Panel: Military to face tough budget cuts
WASHINGTON — Pentagon leaders warned Monday the military could face tough choices between troops’ benefits and major weapons systems as the services face likely budget cuts next year.
Gen. James Cartwright, vice chairman of the Joint Chiefs of Staff, told an audience of active and retired military at the annual Military Officers Association of America symposium that the recent economic downturn will put pressure on all branches of government to cut expenses.
That presents problems for the military in balancing health care costs, education support and other benefits with new, expensive vehicles and platforms. And, he said, at least in the short term that will mean more emphasis on equipment that is flexible and can support a host of different missions, like unmanned aerial vehicles.

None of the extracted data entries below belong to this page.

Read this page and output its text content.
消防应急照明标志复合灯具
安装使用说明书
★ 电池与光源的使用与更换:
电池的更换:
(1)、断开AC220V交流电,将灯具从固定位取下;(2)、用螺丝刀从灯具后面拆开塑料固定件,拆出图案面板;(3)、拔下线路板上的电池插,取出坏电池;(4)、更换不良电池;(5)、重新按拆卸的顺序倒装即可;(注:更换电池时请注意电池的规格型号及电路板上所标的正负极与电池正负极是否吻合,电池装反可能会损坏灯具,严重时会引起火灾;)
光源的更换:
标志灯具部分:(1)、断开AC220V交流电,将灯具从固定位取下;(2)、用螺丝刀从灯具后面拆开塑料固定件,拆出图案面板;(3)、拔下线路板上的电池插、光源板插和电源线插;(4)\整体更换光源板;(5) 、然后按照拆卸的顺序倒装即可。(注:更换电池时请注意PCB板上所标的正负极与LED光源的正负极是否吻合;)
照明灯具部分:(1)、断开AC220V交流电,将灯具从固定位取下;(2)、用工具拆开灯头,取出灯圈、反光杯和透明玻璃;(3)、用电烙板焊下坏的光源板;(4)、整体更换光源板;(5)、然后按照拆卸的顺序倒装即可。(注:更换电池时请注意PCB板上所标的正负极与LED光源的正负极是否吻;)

"If we continue to try and strive for the exquisite on the material side to the expense of the adaptable, adjustable, modifiable, we’re going to be challenged," Cartwright said.
"We historically build our systems to a known threat. Where we are today is accepting the reality that the problems we’re going to face are unknown."
Vice Adm. Mark Ferguson III, chief of Naval Personnel, said the military’s health care system, defense schools network and family support services have become a "gold standard" for militaries worldwide.
"But we can’t escape the fact that the cost of investing in people is rising," he said. "We’ve reduced our (Navy) end strength since 2001 by about 46,000 people. But during that time our manpower costs rose."
Ferguson and other service leaders said officials are studying ways to reduce those entitlement costs while searching for places to trim or eliminate weapons systems expenses.
Working closer with the commercial defense industry should produce some savings, they said, but delays or reductions in equipment production is also likely. Cuts in active-duty personnel will put more responsibility on Guardsmen and reservists, but also could lead to more benefits for them.
Alan Gropman, panel moderator and professor of national security at the National Defense University, said service leaders must be careful not to choose either benefits or platforms at the expense of the other, but find a balance between the two.
"Missions are achievable … but only with capable weapons and people," he said.